Things are going to get bad eventually because of the tax structure. Money flows uphill due to profit and interest payments from the working class to the rich, so my question is: where will the money come from?
They say the problem with socialism is that we eventually run out of other people's money, but the irony is that it's the opposite: it's capitalism where we run out of other people's money because if the rich are in the business of getting richer, then where is the money coming from??? Are people dying and giving up their money to the rich? Who is giving up their wealth?
The only way someone can get richer is if someone else is getting poorer or else new money is being created via the issuance of debt.
Without the redistributive taxes of the 50s , 60s, and 70s, the working class had to go into debt to replace that lost money ever since Reagan cut taxes on the rich. And since money flows uphill via profits and interest on the debt, where will new money come from when their credit is finally tapped?
What caused the 2008 meltdown was oil and food prices getting so high that consumers couldn't pay their debt and then the whole house of cards came down. Essentially, they ran out of money.... we ran out of other people's money to give to the rich.
That was the prime cause of the Revolutionary War according to Franklin. King George demanded taxes paid in gold, but no one had gold because they were using Colonial Scrip. People were starving, so they went to war.
Parliament hurriedly passed the Currency Act of 1764. This prohibited colonial officials from issuing their own money and ordered them to pay all future taxes in gold or silver coins. In other words, it forced the colonies on a gold and silver standard. This initiated the first intense phase of the first "Bank War" in America, which ended in defeat for the Money Changers beginning with the Declaration of Independence, and concluded by the subsequent peace Treaty of Paris 1783.
For those who believe that a gold standard is the answer for America's current monetary problems, look what happened to America after the Currency Act of 1764 was passed.
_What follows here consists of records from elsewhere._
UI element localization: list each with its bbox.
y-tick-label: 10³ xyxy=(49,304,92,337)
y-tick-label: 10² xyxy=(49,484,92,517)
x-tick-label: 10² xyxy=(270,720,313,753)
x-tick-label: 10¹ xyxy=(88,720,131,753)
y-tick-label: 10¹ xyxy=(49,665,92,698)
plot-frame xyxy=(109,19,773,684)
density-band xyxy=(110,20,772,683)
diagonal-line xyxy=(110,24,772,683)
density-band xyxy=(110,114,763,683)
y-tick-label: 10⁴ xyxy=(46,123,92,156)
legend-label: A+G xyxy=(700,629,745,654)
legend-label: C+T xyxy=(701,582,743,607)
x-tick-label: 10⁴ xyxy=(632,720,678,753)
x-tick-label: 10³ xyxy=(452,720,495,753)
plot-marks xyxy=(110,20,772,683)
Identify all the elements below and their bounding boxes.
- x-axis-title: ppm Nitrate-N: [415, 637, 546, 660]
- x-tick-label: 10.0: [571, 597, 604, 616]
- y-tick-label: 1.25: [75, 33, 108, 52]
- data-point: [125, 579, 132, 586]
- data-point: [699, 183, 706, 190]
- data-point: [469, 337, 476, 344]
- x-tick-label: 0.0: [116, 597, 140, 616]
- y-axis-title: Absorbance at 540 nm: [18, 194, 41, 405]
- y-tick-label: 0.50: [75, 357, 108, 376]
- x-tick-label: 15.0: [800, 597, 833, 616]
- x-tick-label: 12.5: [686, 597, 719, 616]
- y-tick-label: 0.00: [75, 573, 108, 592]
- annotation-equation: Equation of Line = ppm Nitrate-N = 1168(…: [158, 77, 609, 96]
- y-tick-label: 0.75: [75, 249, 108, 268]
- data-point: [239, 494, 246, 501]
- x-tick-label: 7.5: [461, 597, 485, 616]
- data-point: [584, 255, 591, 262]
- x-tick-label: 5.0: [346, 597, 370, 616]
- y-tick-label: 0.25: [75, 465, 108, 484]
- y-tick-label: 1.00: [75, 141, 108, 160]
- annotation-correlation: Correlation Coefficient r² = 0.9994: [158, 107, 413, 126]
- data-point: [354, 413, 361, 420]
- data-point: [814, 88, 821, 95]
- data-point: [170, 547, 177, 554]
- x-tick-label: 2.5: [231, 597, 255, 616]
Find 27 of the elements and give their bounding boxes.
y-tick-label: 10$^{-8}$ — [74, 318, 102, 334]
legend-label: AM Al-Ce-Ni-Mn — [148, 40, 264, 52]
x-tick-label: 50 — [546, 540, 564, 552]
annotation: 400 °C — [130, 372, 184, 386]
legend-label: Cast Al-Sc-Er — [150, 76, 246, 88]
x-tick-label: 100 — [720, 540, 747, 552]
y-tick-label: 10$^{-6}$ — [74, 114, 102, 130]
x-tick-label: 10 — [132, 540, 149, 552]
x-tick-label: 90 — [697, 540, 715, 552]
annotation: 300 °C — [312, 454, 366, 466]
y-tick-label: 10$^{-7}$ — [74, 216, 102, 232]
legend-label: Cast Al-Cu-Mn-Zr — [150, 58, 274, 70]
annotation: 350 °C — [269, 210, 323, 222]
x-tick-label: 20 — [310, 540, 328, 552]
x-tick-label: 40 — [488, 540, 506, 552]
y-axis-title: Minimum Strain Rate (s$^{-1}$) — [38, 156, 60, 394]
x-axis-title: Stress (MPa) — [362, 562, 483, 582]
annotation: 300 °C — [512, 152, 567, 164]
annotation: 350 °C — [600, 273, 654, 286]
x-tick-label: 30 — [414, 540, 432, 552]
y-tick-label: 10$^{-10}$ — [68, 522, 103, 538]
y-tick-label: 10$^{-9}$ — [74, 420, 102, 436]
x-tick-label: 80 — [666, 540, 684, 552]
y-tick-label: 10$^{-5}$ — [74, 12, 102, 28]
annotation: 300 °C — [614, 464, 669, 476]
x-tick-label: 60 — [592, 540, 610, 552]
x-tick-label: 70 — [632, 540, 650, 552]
Writing in his autobiography, Franklin said: "In one year, the conditions were so reversed that the era of prosperity ended, and a depression set in, to such an extent that the streets of the Colonies were filled with unemployed."
Franklin claims that this was even the basic cause for the American Revolution.
As Franklin put it in his autobiography: "The Colonies would gladly have borne the little tax on tea and other matters had it not been that England took away from the Colonies their money, which created unemployment and dissatisfaction."
https://archive.org/stream/TheMoneyMasters/Money_Masters_djvu.txt
Likewise in the Civil War the South was reliant on cotton and commodities, but the North had some spat with France over tariffs and the South had enough and wanted out because people were starving. The Civil War had nothing to do with slavery and Lincoln himself said if he could end the war without freeing a single slave, he would do so. The SCOTUS had already ruled before the war even started, so slavery was a nonissue.
Dred Scott v. Sandford, 60 U.S. (19 How.) 393 (1857), also known as the Dred Scott case or Dred Scott decision, was a landmark decision by the United States Supreme Court on US labor law and constitutional law. It held that "a negro, whose ancestors were imported into [the U.S.], and sold as slaves",[2][3] whether enslaved or free, could not be an American citizen and therefore had no standing to sue in federal court;[4][5] and that the federal government had no power to regulate slavery in the federal territories acquired after the creation of the United States. https://en.wikipedia.org/wiki/Dred_Scott_v._Sandford
So why would they be fighting over slavery 4 years later? They weren't. The fight was about individualism vs collectivism... states rights vs national rights... the same fight that is going on today in nationalism vs globalism.
There may have been a war in the 1930s as well since people were starving once again, but FDR saved the day. The first thing he did was ban gold 1 month after taking office and 2 months later he started the FDIC which guaranteed banking deposits. Then he jacked up taxes on the rich and started Social Security. Unfortunately we had a World War in the 40s, but afterwards the US saw an unprecedented spurt of economic growth and birth of a Middle Class which endured until Reagan planted the seeds of its demise.
Trump is simply repeating history, undoing what FDR did, and returning us to conditions that existed before wars began. He may have good intentions, but he's just too ignorant of history to avoid repeating it.
I doubt we'll see a war or mass starvation, but conditions will deteriorate one day and probably very quickly like a tornado from nowhere on a bright sunny day. When consumers run out of money to give the rich, that will be the breaking point, just like 2008.
The fed has the tools to fight downturns as a result of legislation from 2008, but all they can really do is buy bonds, which does give money to the middle class through military spending and other gov programs if they buy directly from the treasury, but last time they bought bonds it was from Goldman Sachs. Ideally they should print money and send it to the lower classes, but that would be a hard pill for people to swallow. Not even the BOJ has done that! Only the rich can have welfare and everyone else gets the scraps that fall from the table in trickle down.
When prices and interest rates go up, that will be the end because consumers can't bear it.